Il y eut les grandes épidémies de peste, mais peut-on réellement puiser dans le passé des éléments de comparaison et trouver dans le passé de quoi ajuster les réponses à apporter pour conduire les projets collectifs d’avenir. Au début de la crise, au printemps dernier, on m'a plusieurs fois demander d'écrire sur l'exemple des pandémies qui touchèrent Venise et amenèrent à l'invention de la quarantaine, l'édification des lazarets, etc. L'historien a toujours le réflexe - souvent salutaire - de regarder dans le passé des sociétés des idées pour nos temps. Mais en 2021, beaucoup de questions se posent, mais peu de réponses sont évidentes. Bien qu'utile, la comparaison avec les crises précédentes n'apporte aucune véritable solution, si ce la terrible grippe espagnole au début du XXe siècle.La nature exceptionnelle de cette pandémie, son universalité(puisque là non plus le virus ne respecta aucune frontière, aucun peuple, aucun régime, aucune organisation sociale) fait qu’elle fut le révélateur de dysfonctionnements, d’interrogations et en même temps d’espoirs. Comme la grippe espagnole, le covid ne peut pas être qu’un moment. On voit collectivement une aspiration à quelque chose d’autre pour l’avenir. L'Histoire est là pour nous l'enseigner : Le monde d’après 1918 n’était soudain plus le même, des empires se sont écroulés, des peuples se sont réveillés, les mentalités changèrent, les aspirations aussi, y compris sur le plan psychologique, . La grippe espagnole vint achever l'ancien monde à cause des traumatismes de la guerre. De même, « au lendemain de la Seconde Guerre mondiale, la conception collective que l’on se faisait de la démocratie n’a plus été la même. On avait besoin de beaucoup plus d’intervention, de protection, d’égalité ». Étant donné l'importance et l’universalité de la crise que nous vivons aujourd’hui, il est évident qu'elle ne peut pas être qu’une transition, encore moins une parenthèse. Cet électrochoc sera peut-être salutaire. Ou pas...
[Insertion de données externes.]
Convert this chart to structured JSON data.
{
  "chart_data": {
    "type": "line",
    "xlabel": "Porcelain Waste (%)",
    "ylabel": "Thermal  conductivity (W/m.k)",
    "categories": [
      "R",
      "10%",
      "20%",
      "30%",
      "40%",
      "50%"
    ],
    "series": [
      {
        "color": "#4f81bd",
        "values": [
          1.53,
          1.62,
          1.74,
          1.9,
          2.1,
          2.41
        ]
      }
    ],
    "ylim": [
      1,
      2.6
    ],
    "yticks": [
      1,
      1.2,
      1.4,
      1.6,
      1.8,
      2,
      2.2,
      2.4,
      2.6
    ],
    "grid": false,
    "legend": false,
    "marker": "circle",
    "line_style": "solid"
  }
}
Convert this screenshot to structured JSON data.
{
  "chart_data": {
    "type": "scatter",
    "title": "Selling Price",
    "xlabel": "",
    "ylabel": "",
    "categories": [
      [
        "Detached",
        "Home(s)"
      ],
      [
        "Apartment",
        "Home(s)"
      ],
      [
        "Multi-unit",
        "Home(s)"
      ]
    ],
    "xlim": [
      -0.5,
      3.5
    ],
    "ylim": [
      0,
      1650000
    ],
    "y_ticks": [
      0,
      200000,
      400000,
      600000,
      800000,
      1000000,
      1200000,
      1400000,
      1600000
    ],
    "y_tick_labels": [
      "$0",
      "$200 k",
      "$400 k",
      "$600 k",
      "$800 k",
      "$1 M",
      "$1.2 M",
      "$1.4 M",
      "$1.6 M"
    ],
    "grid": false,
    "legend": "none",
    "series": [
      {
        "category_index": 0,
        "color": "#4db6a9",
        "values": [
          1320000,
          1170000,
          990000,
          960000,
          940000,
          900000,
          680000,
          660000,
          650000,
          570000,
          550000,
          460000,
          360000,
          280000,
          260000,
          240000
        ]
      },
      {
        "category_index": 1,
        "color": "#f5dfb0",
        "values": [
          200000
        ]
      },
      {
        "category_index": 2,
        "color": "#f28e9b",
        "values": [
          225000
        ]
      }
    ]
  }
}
Je lis déjà les commentaires de certains lecteurs : mais et Venise sans tout cela ? Pourquoi nous rappeler ce que nous vivons tous les jours depuis près d'un an ? Ce blog est-il un forum complotiste ou sanitarien (encore le jargon actuel !). C'est que tout ce qu'il nous est donné de vivre avec la crise sanitaire procède d'une mise en question de notre modèle social, politique et économique. Les gouvernants tâtonnent mais ils cherchent, les peuples murmurent mais ils se soumettent, certains se servent des évènements pour faire avancer leurs idées voire leurs ambitions, rien que de très humain là-dedans. Et bien, en partant du principe défendu dans ces colonnes depuis toujours, que Venise est, a été et peut redevenir un modèle pour la société contemporaine, tout ce qui se passe dans cette petite lagune avec ses minuscules îlots n'abritant plus qu'un dixième de sa population d'autrefois (aux alentours de 56.000 aujourd'hui, près de 500.000 dès le XVIe siècle pour la même superficie), la gestion des évènements naturels provoqués par l'ineptie des appétits humains, celle du tourisme, la résilience si particulière aux vénitiens, l'omniprésence de l'histoire et de ses trésors se mêlant à une énergie créatrice qui n'a pas son pareil dans les mégalopoles, font bien que le sujet est en adéquation avec Venise.